Para onde
caminha a Índia? (Crescer no silêncio)
A
Índia moderna e democrática, com uma história milenar, onde outrora
coabitaram diferentes civilizações e impérios, faz por merecer o seu
atual desenvolvimento económico, particularmente no segmento industrial, com
conquistas evidentes na melhoria da qualidade e bem-estar da população. É certo que ainda há muito por fazer, mas muito tem sido
feito, persistindo ainda muita economia informal, como consequência do elevado índice de pessoas
desempregadas, muito elevada entre os jovens.
É
um país vasto, talvez se possa considerar complexo, pela sua dimensão
territorial e demográfica, com idiossincrasias muito próprias, que moldarão
cada vez mais o futuro mundial. A falta de emprego na Índia “é uma
bomba-relógio” para os mais jovens, afirma a economista Jayati Ghosh (2023)
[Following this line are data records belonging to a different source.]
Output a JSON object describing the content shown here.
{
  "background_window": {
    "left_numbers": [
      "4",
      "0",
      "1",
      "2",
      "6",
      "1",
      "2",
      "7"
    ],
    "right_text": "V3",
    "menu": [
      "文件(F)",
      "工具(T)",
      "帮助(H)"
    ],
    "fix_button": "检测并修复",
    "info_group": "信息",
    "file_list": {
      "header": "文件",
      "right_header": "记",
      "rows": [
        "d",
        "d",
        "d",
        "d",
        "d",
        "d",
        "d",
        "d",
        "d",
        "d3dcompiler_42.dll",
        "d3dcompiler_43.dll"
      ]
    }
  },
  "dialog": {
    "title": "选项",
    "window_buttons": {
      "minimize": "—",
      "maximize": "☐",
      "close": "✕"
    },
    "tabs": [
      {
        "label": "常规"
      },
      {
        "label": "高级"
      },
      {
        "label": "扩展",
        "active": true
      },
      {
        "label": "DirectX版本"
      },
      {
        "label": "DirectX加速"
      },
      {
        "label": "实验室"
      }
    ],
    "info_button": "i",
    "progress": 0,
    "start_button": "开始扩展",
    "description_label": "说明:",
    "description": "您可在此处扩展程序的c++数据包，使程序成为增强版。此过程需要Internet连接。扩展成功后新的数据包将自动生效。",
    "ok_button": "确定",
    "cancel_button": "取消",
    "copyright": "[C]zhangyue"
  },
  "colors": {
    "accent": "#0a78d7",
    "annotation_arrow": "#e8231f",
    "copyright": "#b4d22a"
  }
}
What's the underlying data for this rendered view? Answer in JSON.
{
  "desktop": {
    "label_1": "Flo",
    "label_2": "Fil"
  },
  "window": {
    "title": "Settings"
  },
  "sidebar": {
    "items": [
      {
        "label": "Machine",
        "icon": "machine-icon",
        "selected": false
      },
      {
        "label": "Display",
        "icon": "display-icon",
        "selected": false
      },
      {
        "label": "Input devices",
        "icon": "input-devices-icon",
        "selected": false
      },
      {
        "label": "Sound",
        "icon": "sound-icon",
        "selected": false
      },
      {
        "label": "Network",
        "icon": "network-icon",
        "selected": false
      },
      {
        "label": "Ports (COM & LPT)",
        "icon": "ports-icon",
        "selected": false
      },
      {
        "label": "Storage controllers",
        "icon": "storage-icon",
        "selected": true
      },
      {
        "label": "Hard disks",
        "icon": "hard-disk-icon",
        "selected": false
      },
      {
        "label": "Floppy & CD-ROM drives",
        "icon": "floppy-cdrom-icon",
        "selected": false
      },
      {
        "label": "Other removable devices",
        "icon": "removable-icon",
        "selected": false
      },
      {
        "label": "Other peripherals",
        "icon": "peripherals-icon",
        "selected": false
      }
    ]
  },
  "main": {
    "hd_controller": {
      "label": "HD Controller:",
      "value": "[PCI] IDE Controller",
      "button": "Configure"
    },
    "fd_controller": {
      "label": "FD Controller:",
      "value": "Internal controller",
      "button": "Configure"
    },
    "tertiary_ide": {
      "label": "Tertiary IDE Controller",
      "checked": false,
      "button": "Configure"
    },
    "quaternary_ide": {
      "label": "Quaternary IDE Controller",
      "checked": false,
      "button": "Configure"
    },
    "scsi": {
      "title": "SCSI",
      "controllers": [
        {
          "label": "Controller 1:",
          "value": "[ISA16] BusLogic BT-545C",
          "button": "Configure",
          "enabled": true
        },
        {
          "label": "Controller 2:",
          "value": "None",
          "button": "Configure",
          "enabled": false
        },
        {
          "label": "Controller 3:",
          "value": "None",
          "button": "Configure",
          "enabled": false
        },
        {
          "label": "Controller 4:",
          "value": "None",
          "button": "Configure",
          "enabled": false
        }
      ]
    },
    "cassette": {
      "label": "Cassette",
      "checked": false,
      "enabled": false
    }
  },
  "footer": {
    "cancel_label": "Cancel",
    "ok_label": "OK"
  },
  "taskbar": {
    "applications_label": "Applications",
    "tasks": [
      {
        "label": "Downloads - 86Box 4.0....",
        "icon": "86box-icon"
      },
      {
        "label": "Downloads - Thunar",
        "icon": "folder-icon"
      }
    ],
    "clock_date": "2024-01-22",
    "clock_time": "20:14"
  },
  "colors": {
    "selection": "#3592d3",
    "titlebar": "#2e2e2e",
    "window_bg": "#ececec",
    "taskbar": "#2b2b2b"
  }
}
que chama ao dividendo demográfico do país “uma bomba-relógio”. “Não se
trata apenas de uma questão de perda potencial para a economia... é uma
geração perdida.” Diminuir a taxa de desemprego é sem dúvidas o grande
desafio que se coloca às autoridades indianas. Em abril de 2023, a Índia
ultrapassou a China continental como o país mais populoso do mundo, tem a
maior população jovem do mundo, no entanto, de acordo com a OCDE, mais de
30% dos jovens indianos são NEET (not in employment, education or training).
Tem
a maior população do mundo, com imensa diversidade de etnias e culturas, e,
nos últimos anos, tem sido uma das economias com crescimento mais rápido e
sustentado, com um próspero e vigoroso tecido empresarial, agroindustrial,
biotecnológico, tecnológico, e neste particular não podemos perder de vista
o recente feito histórico, ao se tornar o primeiro país a pousar uma aeronave
espacial nas zonas limítrofes do sul da Lua, com a Missão espacial Chandrayaan-3 que alunou às 13h34 (hora de Lisboa) no dia 23/08/2023,
tornando-se assim no quarto país a alunar com sucesso, depois da antiga URSS,
dos Estados Unidos e da China.
No
entanto nenhum destes tês pioneiros países conseguiu alunar tal como
perspetivaram, em zonas contiguas ao sul da Lua. Tal feito foi recentemente
tentado pela Rússia e pelos EUA, sem sucesso. É a maior democracia do mundo,
uma conquista quase milagrosa para um país tão diversificado, comprometido em
aumentar a riqueza e a sua distribuição com equidade, ainda que, para alguns,
politicamente se tenha tornado cada vez mais, um país autoritário, com
tendências autocráticas, sob a égide da presidência de Narendra Modi. Hoje
a Índia destaca-se pela sua elevada capacidade de produção industrial e de tecnologia de ponta, sendo a maior produtora
de software do mundo.
A
ÍNDIA A CHINA, E O CRESCIMENTO ECONÓMICO. A DEMOCRACIA FARÁ A DIFERENÇA?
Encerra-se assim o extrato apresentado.